Losers in History vs. Losers in Sports

Historical memory will sometimes romanticize losers.

Robert E. Lee, Hannibal, Napoleon, Vercingetorix — all of them have a romantic glow about them in the minds of some.  In this ‘Romantic’ narrative, all of them begin as significant underdogs, but through pluck and brilliance make Goliath quake.  They nearly succeed, but then one mistake, or one setback of fate, and cruel reality overwhelms them.  So, Lee would have won had Stuart been at Gettysburg, Napoleon would have won if it had not rained at Waterloo, Hannibal if he had attacked Rome after Cannae, and so on.

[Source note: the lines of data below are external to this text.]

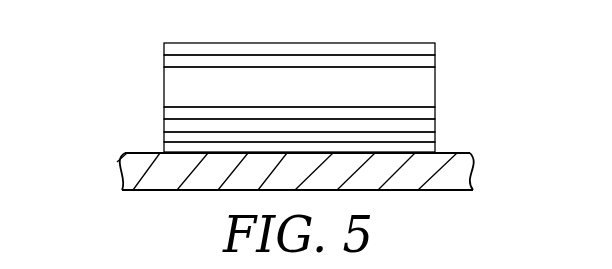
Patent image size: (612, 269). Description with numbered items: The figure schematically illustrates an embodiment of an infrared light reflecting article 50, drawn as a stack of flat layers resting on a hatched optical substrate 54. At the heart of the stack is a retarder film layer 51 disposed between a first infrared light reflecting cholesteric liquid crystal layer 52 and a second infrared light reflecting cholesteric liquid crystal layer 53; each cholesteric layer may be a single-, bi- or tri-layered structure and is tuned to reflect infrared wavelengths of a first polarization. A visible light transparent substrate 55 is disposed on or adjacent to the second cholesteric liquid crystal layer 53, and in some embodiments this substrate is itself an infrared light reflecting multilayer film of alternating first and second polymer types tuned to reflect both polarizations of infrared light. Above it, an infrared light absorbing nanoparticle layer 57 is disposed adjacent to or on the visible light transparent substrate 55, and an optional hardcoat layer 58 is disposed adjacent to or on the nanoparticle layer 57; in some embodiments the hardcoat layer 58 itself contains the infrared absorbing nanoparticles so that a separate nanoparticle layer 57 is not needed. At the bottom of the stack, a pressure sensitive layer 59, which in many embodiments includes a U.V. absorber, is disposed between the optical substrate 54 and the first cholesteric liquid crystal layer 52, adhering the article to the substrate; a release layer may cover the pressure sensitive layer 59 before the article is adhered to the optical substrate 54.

The infrared light reflecting article 50 is at (294, 95).
The retarder film layer 51 is at (425, 122).
The first infrared light reflecting cholesteric liquid crystal layer 52 is at (170, 137).
The second infrared light reflecting cholesteric liquid crystal layer 53 is at (170, 113).
The optical substrate 54 is at (133, 168).
The visible light transparent substrate 55 is at (423, 75).
The infrared light absorbing nanoparticle layer 57 is at (172, 58).
The hardcoat layer 58 is at (377, 48).
The pressure sensitive layer 59 is at (437, 150).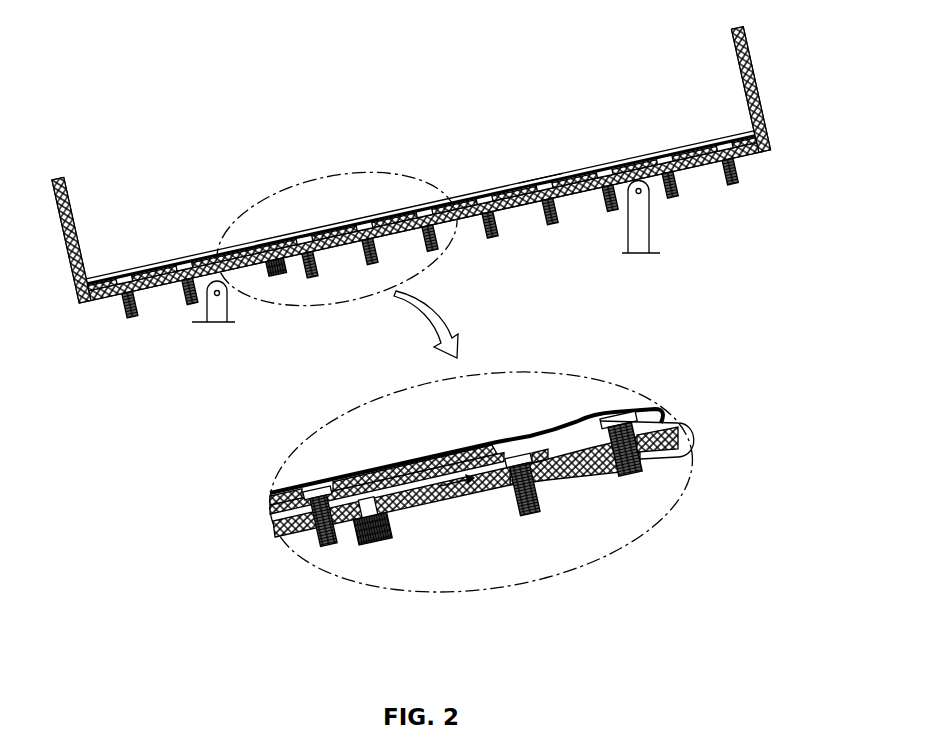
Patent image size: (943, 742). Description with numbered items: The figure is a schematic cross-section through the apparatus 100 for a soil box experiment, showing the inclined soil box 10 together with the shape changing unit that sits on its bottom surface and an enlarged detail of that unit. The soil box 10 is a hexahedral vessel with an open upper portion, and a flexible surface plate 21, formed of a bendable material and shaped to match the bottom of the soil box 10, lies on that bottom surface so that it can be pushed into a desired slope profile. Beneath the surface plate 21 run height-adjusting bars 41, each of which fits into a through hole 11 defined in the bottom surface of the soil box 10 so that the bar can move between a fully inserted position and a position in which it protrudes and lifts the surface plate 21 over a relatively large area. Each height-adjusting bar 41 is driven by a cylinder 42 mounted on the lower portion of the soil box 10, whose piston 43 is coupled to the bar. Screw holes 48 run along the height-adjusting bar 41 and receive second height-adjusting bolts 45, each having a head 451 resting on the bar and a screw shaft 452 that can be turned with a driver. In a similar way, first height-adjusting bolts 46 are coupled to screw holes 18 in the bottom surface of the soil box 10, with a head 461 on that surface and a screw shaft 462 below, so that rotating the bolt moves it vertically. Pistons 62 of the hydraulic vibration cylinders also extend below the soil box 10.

The heating apparatus 100 is at (110, 108).
The soil box 10 is at (752, 55).
The through hole 11 is at (483, 490).
The screw hole 18 is at (533, 205).
The surface plate 21 is at (733, 130).
The height-adjusting bar 41 is at (617, 173).
The cylinder 42 is at (280, 278).
The piston 43 is at (393, 513).
The second height-adjusting bolt 45 is at (733, 174).
The head 451 is at (304, 497).
The screw shaft 452 is at (314, 547).
The first height-adjusting bolt 46 is at (739, 425).
The head 461 is at (676, 421).
The screw shaft 462 is at (675, 452).
The screw hole 48 is at (425, 478).
The piston 62 is at (650, 227).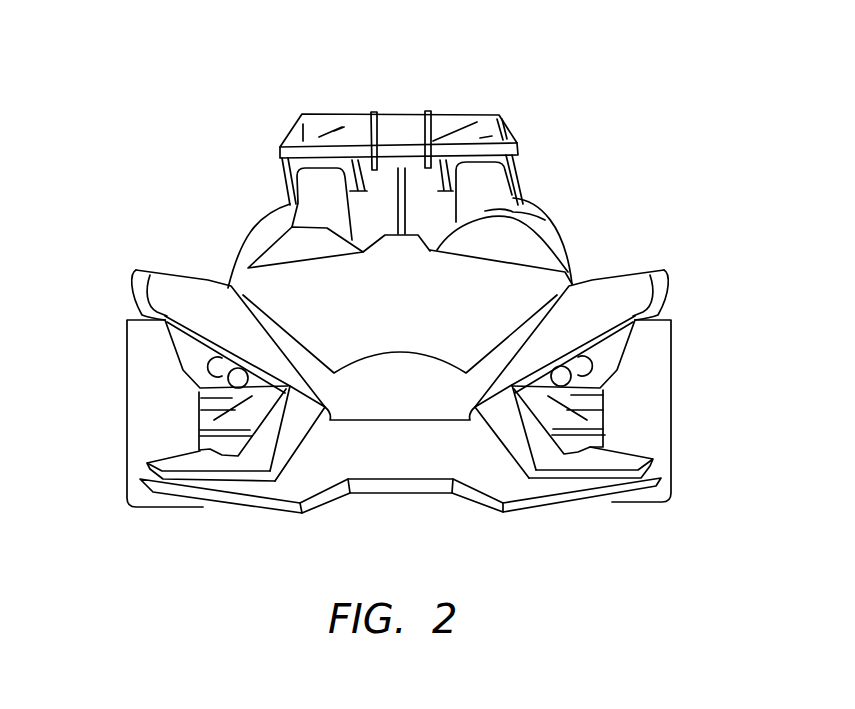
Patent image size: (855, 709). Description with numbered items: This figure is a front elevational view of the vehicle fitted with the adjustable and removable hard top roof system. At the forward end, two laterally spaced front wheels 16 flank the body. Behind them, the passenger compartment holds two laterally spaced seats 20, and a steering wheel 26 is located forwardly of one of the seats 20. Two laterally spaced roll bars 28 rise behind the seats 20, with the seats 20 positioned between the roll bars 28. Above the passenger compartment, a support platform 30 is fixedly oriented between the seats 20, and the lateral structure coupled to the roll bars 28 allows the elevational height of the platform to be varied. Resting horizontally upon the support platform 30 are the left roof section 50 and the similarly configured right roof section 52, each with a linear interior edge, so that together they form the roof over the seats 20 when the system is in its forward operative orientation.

The front wheels 16 is at (132, 396).
The seats 20 is at (300, 204).
The steering wheel 26 is at (562, 227).
The roll bars 28 is at (280, 174).
The support platform 30 is at (410, 110).
The left roof section 50 is at (458, 120).
The right roof section 52 is at (338, 113).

Life can sometimes imitate art, but it is usually messier.  One can certainly make arguments for the causes of all of the military men I mentioned, but making them tragic heroes can blind us to reality.  Were all of them really underdogs?  Lee and Vercingetorix had many, many, advantages.  Napoleon nearly always faced divided allies.  Hannibal was not forced into choosing what amounted to an all or nothing strategy.  Furthermore, failure on a grand scale like theirs can rarely be attributed to one event.  All of them exhibited, to my mind, poor strategic thinking and were sunk not by fate but by their own choices.

Have you noticed that we don’t romanticize sports losers?  No one waxes eloquent about Joe Flacco, loser in two AFC Championship games, or Donovan McNabb, loser in a variety of NFC champioship games and one Super Bowl.  No one cares that Jake Delhomme nearly beat the Patriots in Super Bowl XXXVIII.  Commentators killed Miami for losing the NBA championship to Dallas.  No romanticizing there.  The list goes on.  Perhaps the one exception I can think of might be Joe Frazier, but of course he beat Ali once, and was treated horribly by Ali in a way that should draw our sympathy.  My wife brought up the point that we romanticize Dan Marino.  Is there a common thread?

We also never romanticize political losers.  Michael Dukakis?  Who cares?  McCain, Mondale, Dole, — I can’t think of one romanticized defeated candidate.  The concept of gallantry amidst futility (or at least perceived futility) inspires admiration for some historical figures, but not political ones.

What can account for this difference?  I have no answers, but would like some suggestions.